A cantora Elza Soares, durante show em maio passado. - Patricia Lino/Divulgação
A cantora Elza Soares, durante show em maio passado. Imagem: Patricia Lino/Divulgação

Dolores Orosco

Colaboração para o UOL, em São Paulo

28/02/2019 14h12

Quando entrar no carro abre-alas da Mocidade Independente de Padre Miguel, às 3h45 da segunda-feira, 4, Elza Soares não estará apenas fechando os desfiles das escolas de samba do Grupo Especial do Rio. Também será o fim de um Carnaval intenso para a cantora, dona de uma agenda tão cheia, que faria rainha de bateria perder o rebolado de cansaço.

Nesta temporada de folia, Elza já foi madrinha de bloco de rua, vai cantar em dois camarotes na Sapucaí e será destaque da última escola a desfilar no sambódromo. E nem tente se mostrar impressionado com o vigor da artista aos 80 "e alguns" anos, que ela dá um daqueles "abafa o caso" ligeiro. "Minha idade? Bom, eu acordei agora pouco, então devo ter uma hora e meia de renascimento mais ou menos", brinca.

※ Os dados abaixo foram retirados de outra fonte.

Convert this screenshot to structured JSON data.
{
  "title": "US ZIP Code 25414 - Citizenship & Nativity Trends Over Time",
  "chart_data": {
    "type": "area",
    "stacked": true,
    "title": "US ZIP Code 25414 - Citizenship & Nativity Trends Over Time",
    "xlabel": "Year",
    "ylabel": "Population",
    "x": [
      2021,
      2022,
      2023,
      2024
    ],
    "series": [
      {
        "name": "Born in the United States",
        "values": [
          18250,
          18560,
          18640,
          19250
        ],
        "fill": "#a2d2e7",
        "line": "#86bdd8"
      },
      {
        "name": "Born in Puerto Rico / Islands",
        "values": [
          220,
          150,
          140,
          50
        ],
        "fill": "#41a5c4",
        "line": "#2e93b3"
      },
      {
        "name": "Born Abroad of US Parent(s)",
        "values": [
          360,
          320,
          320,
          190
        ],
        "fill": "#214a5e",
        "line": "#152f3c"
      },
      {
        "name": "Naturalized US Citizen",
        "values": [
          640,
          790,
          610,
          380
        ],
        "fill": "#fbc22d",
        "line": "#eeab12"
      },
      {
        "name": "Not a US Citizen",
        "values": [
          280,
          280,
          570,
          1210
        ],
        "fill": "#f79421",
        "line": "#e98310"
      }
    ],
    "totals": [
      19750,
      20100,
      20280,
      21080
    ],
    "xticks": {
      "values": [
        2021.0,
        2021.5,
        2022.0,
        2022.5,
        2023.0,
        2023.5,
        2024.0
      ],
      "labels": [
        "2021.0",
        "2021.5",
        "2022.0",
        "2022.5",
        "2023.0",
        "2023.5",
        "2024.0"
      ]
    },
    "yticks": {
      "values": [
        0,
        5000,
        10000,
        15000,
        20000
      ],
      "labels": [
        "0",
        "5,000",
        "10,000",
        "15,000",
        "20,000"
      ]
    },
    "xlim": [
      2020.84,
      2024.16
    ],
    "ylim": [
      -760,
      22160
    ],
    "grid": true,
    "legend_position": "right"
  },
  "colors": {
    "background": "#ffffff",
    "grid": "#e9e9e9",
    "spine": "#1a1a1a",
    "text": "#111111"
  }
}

Mas é preciso retroceder mais que uma hora e meia no tempo para falar sobre a trajetória de Elza. É o desafio que a Mocidade tem pela frente: no Carnaval de 2020 a escola irá contar a história da cantora na avenida. Um enredo que deve emocionar ao narrar uma vida de dores causadas por uma infância na pobreza extrema, uma juventude brutalizada pelo machismo e as inúmeras perdas de uma mulher que sempre "reconhece a queda, não desanima, levanta a poeira e dá a volta por cima". Só para ficar num dos sambas imortalizados pelo timbre rascante de sua voz única.

"Já sofri demais, mas a vida está me recompensando olha aí...", avalia Elza, se referindo à homenagem da escola de Padre Miguel, bairro na Zona Oeste do Rio, onde ela cresceu. "Vivi alguns dos meus momentos mais felizes na Mocidade. Puxei o samba do Carnaval de 1976, sobre a Mãe Meninina do Gantois, grávida do meu Garrinchinha", conta ela, recordando com carinho o filho que teve com o jogador de futebol Mané Garrincha (1933-1983), que perdeu tragicamente aos 9 anos, em um acidente de carro.

Indignação por Fábio Assunção

Remexer no passado dói, mas Elza às vezes traz de volta velhos traumas para defender aquilo em que acredita. Este ano, a cantora aceitou o convite para ser madrinha do bloco Alegria Sem Ressaca, que trabalha na prevenção do abuso de álcool e outras drogas. O desfile aconteceu no último dia 17, na orla de Copacabana.

"Odeio bebida. Meu maior medo na vida é que meu neto, meu lindo João Pedro, chegue perto de gente que enche a cara e usa drogas. Seria um castigo muito grande para mim...", teme Elza, que perdeu o marido, Garrincha, para o alcoolismo e cresceu vendo o próprio pai sofrer com o vício.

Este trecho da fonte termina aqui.